Hayton has been with the NZRL for more than a decade - and is respected for his work as chief financial officer over many years - but has lost some allies on the board.
The Kiwis' performance at this World Cup was significantly worse than even their most pessimistic fans could have envisaged.
It was bad enough that they missed out on the semifinals for the first time since the tournament was relaunched in 1995.
But it was also the manner in which it happened.
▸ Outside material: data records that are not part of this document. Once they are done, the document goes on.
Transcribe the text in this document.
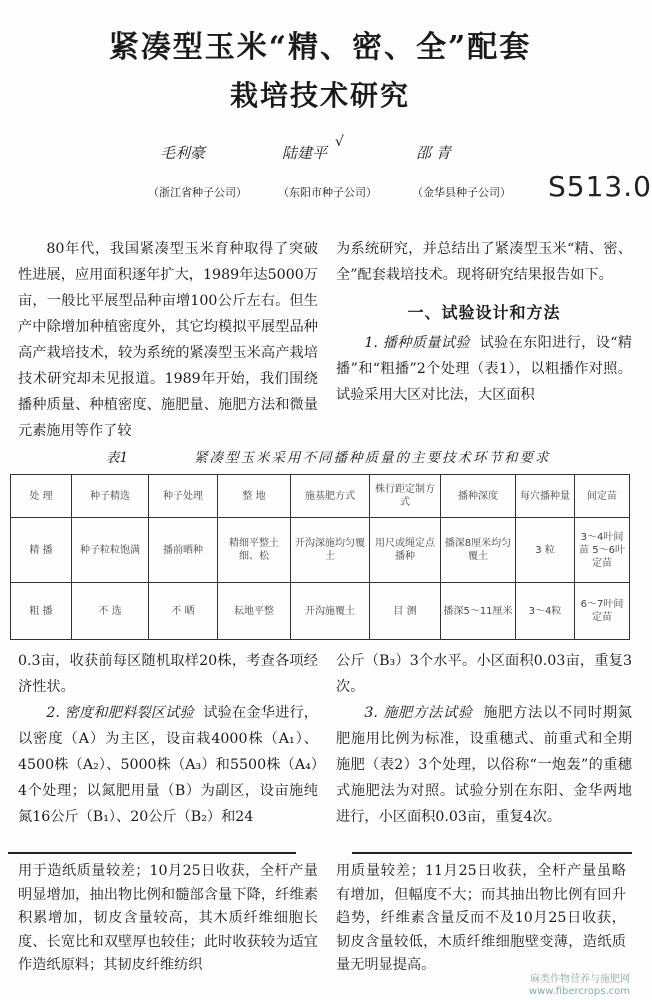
紧凑型玉米“精、密、全”配套
栽培技术研究
毛利豪	陆建平
√
邵 青
（浙江省种子公司）	（东阳市种子公司）	（金华县种子公司） S513.0

80年代，我国紧凑型玉米育种取得了突破性进展，应用面积逐年扩大，1989年达5000万亩，一般比平展型品种亩增100公斤左右。但生产中除增加种植密度外，其它均模拟平展型品种高产栽培技术，较为系统的紧凑型玉米高产栽培技术研究却未见报道。1989年开始，我们围绕播种质量、种植密度、施肥量、施肥方法和微量元素施用等作了较

为系统研究，并总结出了紧凑型玉米“精、密、全”配套栽培技术。现将研究结果报告如下。

一、试验设计和方法

1. 播种质量试验 试验在东阳进行，设“精播”和“粗播”2个处理（表1），以粗播作对照。试验采用大区对比法，大区面积

表1	紧凑型玉米采用不同播种质量的主要技术环节和要求
处 理	种子精选	种子处理	整 地	施基肥方式	株行距定制方式	播种深度	每穴播种量	间定苗
精 播	种子粒粒饱满	播前晒种	精细平整土细、松	开沟深施均匀覆土	用尺或绳定点播种	播深8厘米均匀覆土	3 粒	3～4叶间苗 5～6叶定苗
粗 播	不 选	不 晒	耘地平整	开沟施覆土	目 测	播深5～11厘米	3～4粒	6～7叶间定苗

0.3亩，收获前每区随机取样20株，考查各项经济性状。

2. 密度和肥料裂区试验 试验在金华进行，以密度（A）为主区，设亩栽4000株（A₁）、4500株（A₂）、5000株（A₃）和5500株（A₄）4个处理；以氮肥用量（B）为副区，设亩施纯氮16公斤（B₁）、20公斤（B₂）和24

公斤（B₃）3个水平。小区面积0.03亩，重复3次。

3. 施肥方法试验 施肥方法以不同时期氮肥施用比例为标准，设重穗式、前重式和全期施肥（表2）3个处理，以俗称“一炮轰”的重穗式施肥法为对照。试验分别在东阳、金华两地进行，小区面积0.03亩，重复4次。

用于造纸质量较差；10月25日收获，全杆产量明显增加，抽出物比例和髓部含量下降，纤维素积累增加，韧皮含量较高，其木质纤维细胞长度、长宽比和双壁厚也较佳；此时收获较为适宜作造纸原料；其韧皮纤维纺织

用质量较差；11月25日收获，全杆产量虽略有增加，但幅度不大；而其抽出物比例有回升趋势，纤维素含量反而不及10月25日收获，韧皮含量较低，木质纤维细胞壁变薄，造纸质量无明显提高。

麻类作物营养与施肥网
www.fibercrops.com
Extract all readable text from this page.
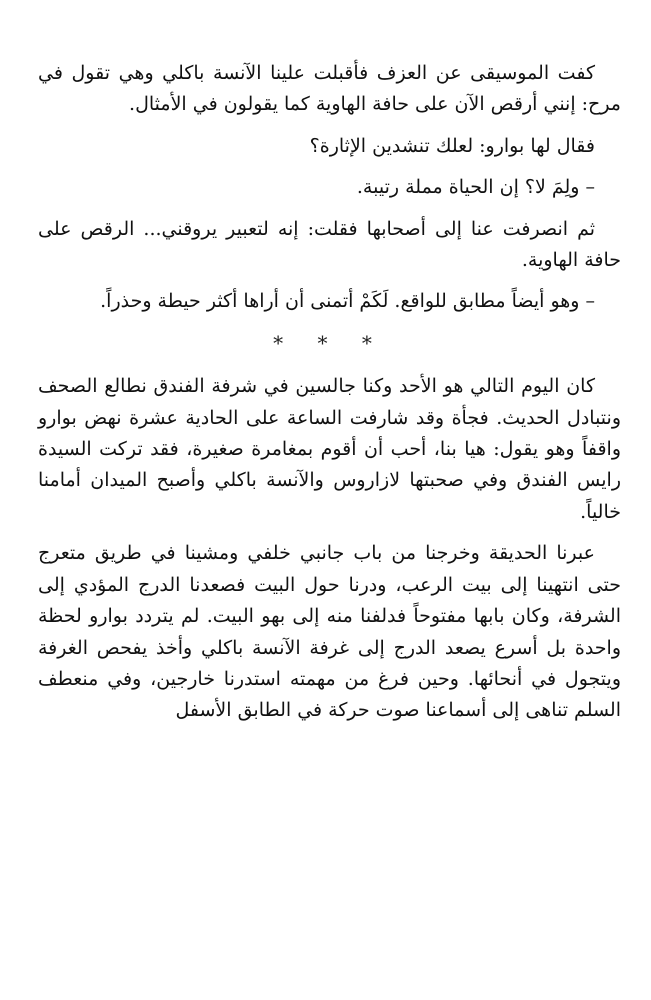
كفت الموسيقى عن العزف فأقبلت علينا الآنسة باكلي وهي تقول في مرح: إنني أرقص الآن على حافة الهاوية كما يقولون في الأمثال.

فقال لها بوارو: لعلك تنشدين الإثارة؟

– ولِمَ لا؟ إن الحياة مملة رتيبة.

ثم انصرفت عنا إلى أصحابها فقلت: إنه لتعبير يروقني... الرقص على حافة الهاوية.

– وهو أيضاً مطابق للواقع. لَكَمْ أتمنى أن أراها أكثر حيطة وحذراً.

* * *

كان اليوم التالي هو الأحد وكنا جالسين في شرفة الفندق نطالع الصحف ونتبادل الحديث. فجأة وقد شارفت الساعة على الحادية عشرة نهض بوارو واقفاً وهو يقول: هيا بنا، أحب أن أقوم بمغامرة صغيرة، فقد تركت السيدة رايس الفندق وفي صحبتها لازاروس والآنسة باكلي وأصبح الميدان أمامنا خالياً.

عبرنا الحديقة وخرجنا من باب جانبي خلفي ومشينا في طريق متعرج حتى انتهينا إلى بيت الرعب، ودرنا حول البيت فصعدنا الدرج المؤدي إلى الشرفة، وكان بابها مفتوحاً فدلفنا منه إلى بهو البيت. لم يتردد بوارو لحظة واحدة بل أسرع يصعد الدرج إلى غرفة الآنسة باكلي وأخذ يفحص الغرفة ويتجول في أنحائها. وحين فرغ من مهمته استدرنا خارجين، وفي منعطف السلم تناهى إلى أسماعنا صوت حركة في الطابق الأسفل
Losing to Tonga in Hamilton was disappointing, especially when they held a 16-2 lead with 33 minutes to play, but could almost be forgiven, given the personnel available to Mate Ma'a Tonga.
But the Kiwis' 4-2 loss to Fiji in Wellington was an inexplicable effort, especially as the Pacific team dominated that match, and had many more try scoring opportunities.
That result was put into sharp contrast after last Friday night, when the Kangaroos smashed Fiji 54-6. Even if Fiji had peaked the week before, it was still a major reality check around the strengths of the respective teams.
Beyond the Kiwis, there were other concerns around the tournament.
The World Cup was in New Zealand for the first time, and won't be held in this country again until at least 2029, with the 2021 tournament in England followed by North America hosting it four years later.
But NZRL did little, if anything, to leverage the commercial and marketing opportunities around the event.
As an example, there wasn't a single dinner or luncheon organized or facilitated by the NZRL to celebrate the World Cup.
It's a different market, but during the 2011 World Cup there were at least 10 corporate functions organized around the tournament.
The only function put on was before the Kiwis versus Samoa game at Mt Smart, which was organized by tournament ambassador Sir Peter Leitch.
There were also issues around distribution and availability of replica jerseys, which were hard to find in both Hamilton and Christchurch when the Kiwis had group games there.
The NZRL are always cash strapped — often relying on financial support from the NRL — but missed the opportunity to generate some revenue, as well as increasing interest in the tournament.